After spending a few years on the Australian goldfields, where he made the acquaintance of Engineer Serko and Captain Spade, Ker Karraje managed to seize a ship in the port of Melbourne, in the province of Victoria. He was joined by about thirty rascals whose number was speedily tripled. In that part of the Pacific Ocean where piracy is still carried on with great facility, and I may say, profit, the number of ships pillaged, crews massacred, and raids committed in certain western islands which the colonists were unable to defend, cannot be estimated.
Although the whereabouts of Ker Karraje’s vessel, commanded by Captain Spade, was several times made known to the authorities, all attempts to capture it proved futile. The marauder would disappear among the innumerable islands of which he knew every cove and creek, and it was impossible to come across him.
He maintained a perfect reign of terror. England, France, Germany, Russia and America vainly dispatched warships in pursuit of the phantom vessel which disappeared, no one knew whither, after robberies and murders that could not be prevented or punished had been committed by her crew.
One day this series of crimes came to an end, and no more was heard of Ker Karraje. Had he abandoned the Pacific for other seas? Would this pirate break out in a fresh place? It was argued that notwithstanding what they must have spent in orgies and debauchery the pirate and his companions must still have an enormous amount of wealth hidden in some place known only to themselves, and that they were enjoying their ill-gotten gains.
Where had the band hidden themselves since they had ceased their depredations? This was a question which everybody asked and none was able to answer. All attempts to run them to earth were vain. Terror and uneasiness having ceased with the danger, Ker Karraje’s exploits soon began to be forgotten, even in the West Pacific.

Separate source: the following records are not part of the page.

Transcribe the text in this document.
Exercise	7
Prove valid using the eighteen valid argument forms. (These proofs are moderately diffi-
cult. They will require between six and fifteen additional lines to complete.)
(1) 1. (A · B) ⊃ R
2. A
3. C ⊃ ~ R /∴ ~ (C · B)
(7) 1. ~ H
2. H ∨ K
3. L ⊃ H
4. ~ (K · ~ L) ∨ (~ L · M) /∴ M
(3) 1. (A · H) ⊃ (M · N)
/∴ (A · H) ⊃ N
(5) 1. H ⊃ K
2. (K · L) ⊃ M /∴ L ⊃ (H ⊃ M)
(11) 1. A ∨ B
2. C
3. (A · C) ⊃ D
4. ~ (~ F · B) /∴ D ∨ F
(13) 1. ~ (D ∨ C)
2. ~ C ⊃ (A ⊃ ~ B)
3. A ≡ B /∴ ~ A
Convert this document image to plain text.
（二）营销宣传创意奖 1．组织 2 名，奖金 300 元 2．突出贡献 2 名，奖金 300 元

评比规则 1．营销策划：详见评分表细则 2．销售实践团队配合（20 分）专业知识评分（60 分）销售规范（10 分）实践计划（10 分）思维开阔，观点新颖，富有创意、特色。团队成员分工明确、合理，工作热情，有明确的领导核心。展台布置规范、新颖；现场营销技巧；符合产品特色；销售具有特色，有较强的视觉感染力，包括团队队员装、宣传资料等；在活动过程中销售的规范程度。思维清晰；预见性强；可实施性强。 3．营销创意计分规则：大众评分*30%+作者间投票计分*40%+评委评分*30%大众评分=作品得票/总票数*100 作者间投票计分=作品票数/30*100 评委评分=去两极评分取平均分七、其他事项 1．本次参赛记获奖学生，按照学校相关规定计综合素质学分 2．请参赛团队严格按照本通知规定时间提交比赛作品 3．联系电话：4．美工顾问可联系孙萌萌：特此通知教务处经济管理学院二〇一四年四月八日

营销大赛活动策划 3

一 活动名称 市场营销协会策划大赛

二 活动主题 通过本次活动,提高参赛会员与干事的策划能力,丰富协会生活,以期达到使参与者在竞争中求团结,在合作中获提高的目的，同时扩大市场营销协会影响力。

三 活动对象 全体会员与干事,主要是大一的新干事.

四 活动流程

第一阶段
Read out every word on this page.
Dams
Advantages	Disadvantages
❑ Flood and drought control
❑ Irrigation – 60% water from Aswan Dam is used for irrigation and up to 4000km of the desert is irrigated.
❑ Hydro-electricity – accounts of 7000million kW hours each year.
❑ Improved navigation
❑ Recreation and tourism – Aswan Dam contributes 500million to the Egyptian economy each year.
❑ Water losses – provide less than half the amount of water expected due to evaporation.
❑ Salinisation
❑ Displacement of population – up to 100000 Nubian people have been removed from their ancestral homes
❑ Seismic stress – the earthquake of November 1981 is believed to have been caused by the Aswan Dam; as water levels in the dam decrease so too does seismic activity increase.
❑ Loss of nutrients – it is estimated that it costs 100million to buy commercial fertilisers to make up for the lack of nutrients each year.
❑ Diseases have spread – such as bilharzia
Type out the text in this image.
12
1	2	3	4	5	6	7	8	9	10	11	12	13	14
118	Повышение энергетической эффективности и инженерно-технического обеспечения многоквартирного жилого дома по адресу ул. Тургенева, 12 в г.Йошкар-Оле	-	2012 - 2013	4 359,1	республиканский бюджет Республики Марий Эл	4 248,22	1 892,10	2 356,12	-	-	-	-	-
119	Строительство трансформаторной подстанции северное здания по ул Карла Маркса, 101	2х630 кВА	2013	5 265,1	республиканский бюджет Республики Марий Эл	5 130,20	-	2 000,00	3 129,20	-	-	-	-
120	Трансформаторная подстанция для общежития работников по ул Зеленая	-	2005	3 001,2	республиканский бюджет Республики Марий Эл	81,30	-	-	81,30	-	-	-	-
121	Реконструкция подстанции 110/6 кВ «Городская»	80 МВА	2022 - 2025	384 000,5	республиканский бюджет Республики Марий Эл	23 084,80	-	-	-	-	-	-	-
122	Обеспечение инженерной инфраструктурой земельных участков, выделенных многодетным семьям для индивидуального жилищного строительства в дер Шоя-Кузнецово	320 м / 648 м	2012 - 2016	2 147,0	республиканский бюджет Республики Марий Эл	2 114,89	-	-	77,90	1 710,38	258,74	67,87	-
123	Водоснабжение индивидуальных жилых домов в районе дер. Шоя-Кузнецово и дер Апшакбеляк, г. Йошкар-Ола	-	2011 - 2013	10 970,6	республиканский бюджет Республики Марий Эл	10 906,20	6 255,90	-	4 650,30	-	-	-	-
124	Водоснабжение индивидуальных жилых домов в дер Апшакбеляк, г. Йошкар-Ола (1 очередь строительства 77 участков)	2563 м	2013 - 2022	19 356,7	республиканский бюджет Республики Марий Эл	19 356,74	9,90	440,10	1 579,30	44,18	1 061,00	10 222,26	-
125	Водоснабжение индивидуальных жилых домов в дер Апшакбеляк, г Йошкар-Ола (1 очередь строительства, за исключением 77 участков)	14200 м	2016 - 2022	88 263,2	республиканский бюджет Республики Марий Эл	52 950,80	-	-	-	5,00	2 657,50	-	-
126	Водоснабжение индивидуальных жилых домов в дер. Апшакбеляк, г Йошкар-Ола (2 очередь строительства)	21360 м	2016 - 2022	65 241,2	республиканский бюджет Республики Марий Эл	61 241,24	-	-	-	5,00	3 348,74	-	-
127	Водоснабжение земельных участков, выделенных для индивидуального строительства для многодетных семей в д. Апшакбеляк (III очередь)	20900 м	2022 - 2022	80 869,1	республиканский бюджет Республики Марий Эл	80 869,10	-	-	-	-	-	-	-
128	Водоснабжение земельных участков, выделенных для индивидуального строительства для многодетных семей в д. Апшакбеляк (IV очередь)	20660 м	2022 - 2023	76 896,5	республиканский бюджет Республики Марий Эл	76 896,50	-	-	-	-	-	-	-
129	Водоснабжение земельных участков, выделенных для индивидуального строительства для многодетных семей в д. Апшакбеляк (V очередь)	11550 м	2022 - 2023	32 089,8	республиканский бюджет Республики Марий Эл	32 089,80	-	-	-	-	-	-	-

This is what had happened—and what will never be known unless I succeed in escaping from Back Cup:
These wretches were, as a matter of fact, possessed of great wealth when they abandoned the Southern Seas. Having destroyed their ship they dispersed in different directions after having arranged to meet on the American continent.
Engineer Serko, who was well versed in his profession, and was a clever mechanic to boot, and who had made a special study of submarine craft, proposed to Ker Karraje that they should construct one of these boats in order to continue their criminal exploits with greater secrecy and effectiveness.
Ker Karraje at once saw the practical nature of the proposition, and as they had no lack of money the idea was soon carried out.
While the so-called Count d’Artigas ordered the construction of the schooner Ebba at the shipyards of Gotteborg, in Sweden, he gave to the Cramps of Philadelphia, in America, the plans of a submarine boat whose construction excited no suspicion. Besides, as will be seen, it soon disappeared and was never heard of again.